We raise a glass not to Thatcher, but to David Gareth Jones, killed at the age of twenty-six by a blow from a policeman's truncheon during the Miners' Strike. It could have been me. I was there.
This morning, early, Trina leaves, fucked. She's left her watch on for some reason. Like when my hand brushed against her earrings the other day, I find the silver jewellery makes me think of her as a slovenly, dirty slut, only good for a fuck until I come, which she will get whether she wants it or not. Combined with an aesthetic thrill of the glint of silver, it turns me on.
On my own, I compose myself for my singing lesson and go through the Schubert song for the hundredthtime. I am nervous, the mixture of performance anxiety and that of a complicated social task, like going on a date. Will he like me? Will I be good enough?
As I leave, I notice an envelope pushed through the door, which I am relieved to have intercepted before anyone else. I let myself out through the back door, in case he's watching the house.
In my lesson, I am nervous and distracted, gabbling to my new teacher about how relatively warmer it has been this week, worrying about whether my neighbour's car had been clamped or impounded.

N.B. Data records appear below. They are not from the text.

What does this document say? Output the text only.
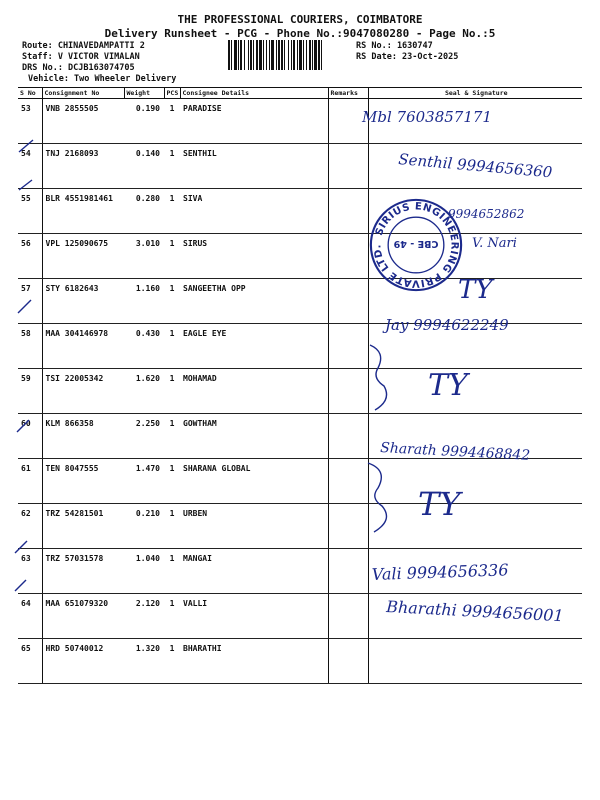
THE PROFESSIONAL COURIERS, COIMBATORE
Delivery Runsheet - PCG - Phone No.:9047080280 - Page No.:5
Route: CHINAVEDAMPATTI 2
Staff: V VICTOR VIMALAN
DRS No.: DCJB163074705
Vehicle: Two Wheeler Delivery
RS No.: 1630747
RS Date: 23-Oct-2025
S No	Consignment No	Weight	PCS	Consignee Details	Remarks	Seal & Signature
53	VNB 2855505	0.190	1	PARADISE		
54	TNJ 2168093	0.140	1	SENTHIL		
55	BLR 4551981461	0.280	1	SIVA		
56	VPL 125090675	3.010	1	SIRUS		
57	STY 6182643	1.160	1	SANGEETHA OPP		
58	MAA 304146978	0.430	1	EAGLE EYE		
59	TSI 22005342	1.620	1	MOHAMAD		
60	KLM 866358	2.250	1	GOWTHAM		
61	TEN 8047555	1.470	1	SHARANA GLOBAL		
62	TRZ 54281501	0.210	1	URBEN		
63	TRZ 57031578	1.040	1	MANGAI		
64	MAA 651079320	2.120	1	VALLI		
65	HRD 50740012	1.320	1	BHARATHI		
SIRIUS ENGINEERING PRIVATE LTD.	CBE - 49
Mbl 7603857171
Senthil 9994656360
9994652862
V. Nari
TY
Jay 9994622249
TY
Sharath 9994468842
TY
Vali 9994656336
Bharathi 9994656001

Afterwards, I walk home and back along my street, trying to simulate the gait of a man who doesn't have to explain to his neighbours why their car has been towed away. To my relief, the car is untouched, and I go inside to read the letter more closely. It's a cunning attempt to get me to sign a Walking Possession Order, which would give the bailiffs unhindered access to my house and possessions.

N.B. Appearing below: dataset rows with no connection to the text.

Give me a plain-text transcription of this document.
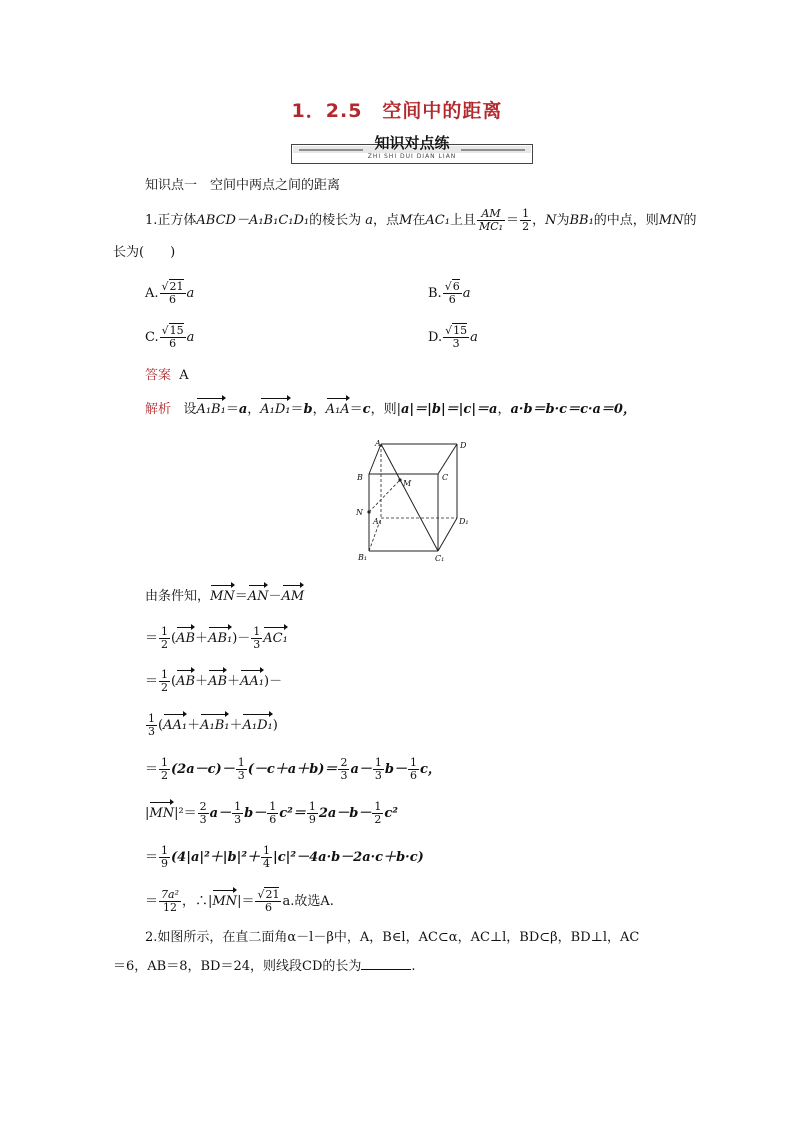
1．2.5　空间中的距离
知识对点练
ZHI SHI DUI DIAN LIAN
知识点一　空间中两点之间的距离
1.正方体ABCD－A₁B₁C₁D₁的棱长为 a，点M在AC₁上且 $\frac{AM}{\text{MC₁}} = \frac{1}{2}$ ，N为BB₁的中点，则MN的
长为(　　)
A. $\frac{√21}{6}$ a	B. $\frac{√6}{6}$ a
C. $\frac{√15}{6}$ a	D. $\frac{√15}{3}$ a
答案 A
解析 设A₁B₁＝a，A₁D₁＝b，A₁A＝c，则|a|＝|b|＝|c|＝a，a·b＝b·c＝c·a＝0，
A	D
B	C
M
N
A₁	D₁
B₁	C₁
由条件知，MN＝AN－AM
＝ $\frac{1}{2} (AB+AB_1)- \frac{1}{3} AC_1$
＝ $\frac{1}{2} (AB+AB+AA_1)-$
$\frac{1}{3} (AA_1+A_1B_1+A_1D_1)$
＝ $\frac{1}{2} (2a-c)- \frac{1}{3} (-c+a+b)= \frac{2}{3} a- \frac{1}{3} b- \frac{1}{6}$ c，
$|MN|^2= \frac{2}{3} a- \frac{1}{3} b- \frac{1}{6} c^2= \frac{1}{9} 2a-b- \frac{1}{2} c^2$
＝ $\frac{1}{9} (4|a|^2+|b|^2+ \frac{1}{4} |c|^2-4a\cdot b-2a\cdot c+b\cdot c)$
＝ $\frac{\text{7a²}}{12}$ ，∴|MN|＝ $\frac{√21}{6} a$.故选A.
2.如图所示，在直二面角α－l－β中，A，B∈l，AC⊂α，AC⊥l，BD⊂β，BD⊥l，AC
＝6，AB＝8，BD＝24，则线段CD的长为	.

Wilma rang, asking if I fancied a drink. Having educated myself a little about the meagre rights of bailiffs in English Law, I relaxed with both the beer and her self-orientated babbling, equally welcome. I was in the mood for a friend who doesn't want to know every detail.
Everything is going to be alright. I am going on holiday in a month's time with Kirsty and our girls with money, which I have promised to her, that I will earn from the County Council Elections. I am, and little do they know, Presiding Officer for a Tory-voting village up the valley. I will wear a tie and work twenty-seven hours in two days, be polite and collared with the men, and flirt with the middleaged mums to the extent to which I like how they dress.